More complex petitions typically will require additional time to resolve. This additional time will be spent analyzing any data that the parties have filed and, where appropriate, actively developing the record, among other tasks.
In appropriate circumstances, the staff will issue an order extending the deadline for Commission action on a forbearance petition by up to 90 days.
Month 11 – Statutory Deadline: Final Period
The final period will consist generally of months 11 and 12 in normal cases, or months 14 and 15 if the Commission extends the statutory deadline. In the Forbearance Procedures Order, the Commission adopted several rules to govern this final period. These rules help ensure that the Commissioners will be able to make the necessary determinations and release an order prior to the statutory deadline.

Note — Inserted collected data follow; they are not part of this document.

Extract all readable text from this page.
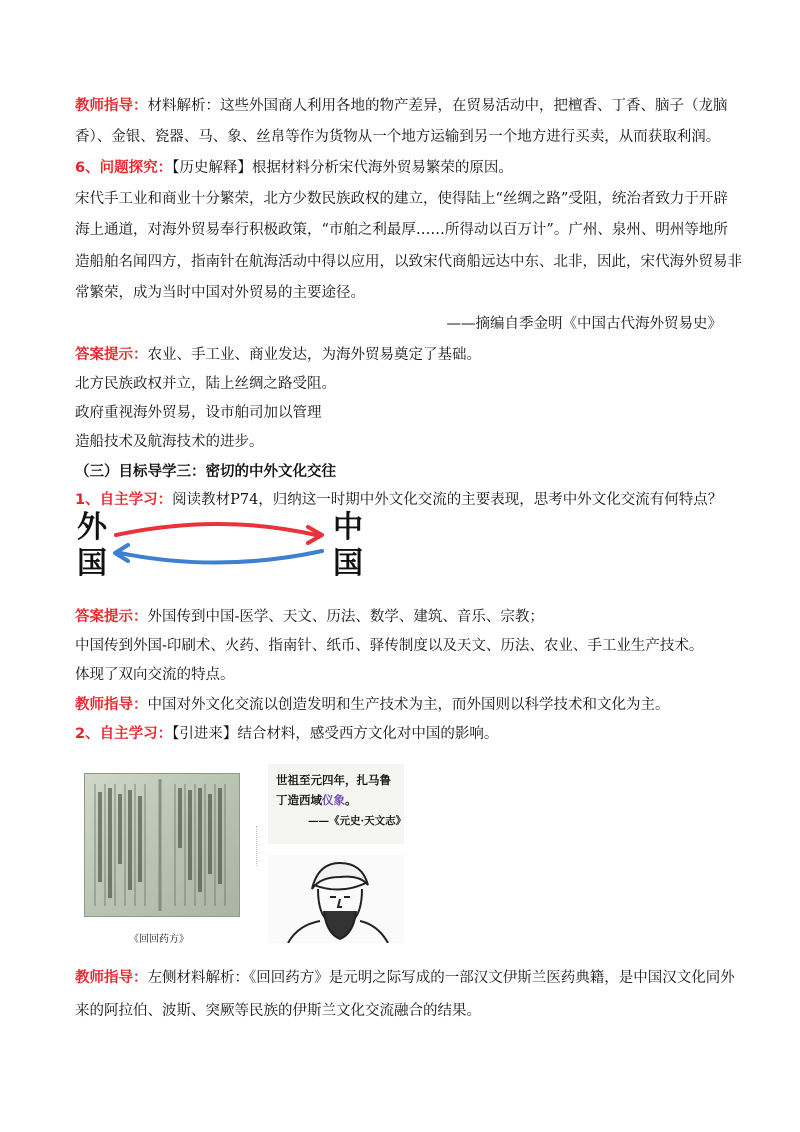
教师指导：材料解析：这些外国商人利用各地的物产差异，在贸易活动中，把檀香、丁香、脑子（龙脑
香）、金银、瓷器、马、象、丝帛等作为货物从一个地方运输到另一个地方进行买卖，从而获取利润。
6、问题探究：【历史解释】根据材料分析宋代海外贸易繁荣的原因。
宋代手工业和商业十分繁荣，北方少数民族政权的建立，使得陆上“丝绸之路”受阻，统治者致力于开辟
海上通道，对海外贸易奉行积极政策，“市舶之利最厚……所得动以百万计”。广州、泉州、明州等地所
造船舶名闻四方，指南针在航海活动中得以应用，以致宋代商船远达中东、北非，因此，宋代海外贸易非
常繁荣，成为当时中国对外贸易的主要途径。
——摘编自季金明《中国古代海外贸易史》
答案提示：农业、手工业、商业发达，为海外贸易奠定了基础。
北方民族政权并立，陆上丝绸之路受阻。
政府重视海外贸易，设市舶司加以管理
造船技术及航海技术的进步。
（三）目标导学三：密切的中外文化交往
1、自主学习：阅读教材P74，归纳这一时期中外文化交流的主要表现，思考中外文化交流有何特点？
外
国
中
国
答案提示：外国传到中国-医学、天文、历法、数学、建筑、音乐、宗教；
中国传到外国-印刷术、火药、指南针、纸币、驿传制度以及天文、历法、农业、手工业生产技术。
体现了双向交流的特点。
教师指导：中国对外文化交流以创造发明和生产技术为主，而外国则以科学技术和文化为主。
2、自主学习：【引进来】结合材料，感受西方文化对中国的影响。
《回回药方》
世祖至元四年，扎马鲁
丁造西域仪象。
——《元史·天文志》
教师指导：左侧材料解析：《回回药方》是元明之际写成的一部汉文伊斯兰医药典籍，是中国汉文化同外
来的阿拉伯、波斯、突厥等民族的伊斯兰文化交流融合的结果。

Circulation (four weeks before deadline). The first of these rules imposes a deadline for circulation of a draft order to the FCC Commissioners. The Commission’s rules permit subordinate officials, such as a Bureau Chief, to act on some matters pursuant to delegated authority. When a forbearance petition presents novel questions of fact, law or policy that the staff cannot resolve under existing precedent and decisions, however, the Commission’s Chairman circulates an order addressing the petition to all the Commissioners for their consideration. In the Forbearance Procedures Order, the Commission required that this circulation occur no later than 28 days prior to the statutory deadline, unless all Commissioners agree to a shorter period.
Quiet Period (two weeks before deadline). In the Forbearance Procedures Order, the Commission established a two-week quiet period before the statutory deadline (one week before the voting deadline) during which ex parte contacts are prohibited. This rule creates a period of Commission deliberation free from outside lobbying as the voting and statutory deadlines approach.
Voting Deadline (one week before statutory deadline). In the Forbearance Procedures Order, the Commission also required that the Commissioners vote on any circulated order resolving a forbearance petition no later than seven days prior to the statutory deadline for acting on the petition.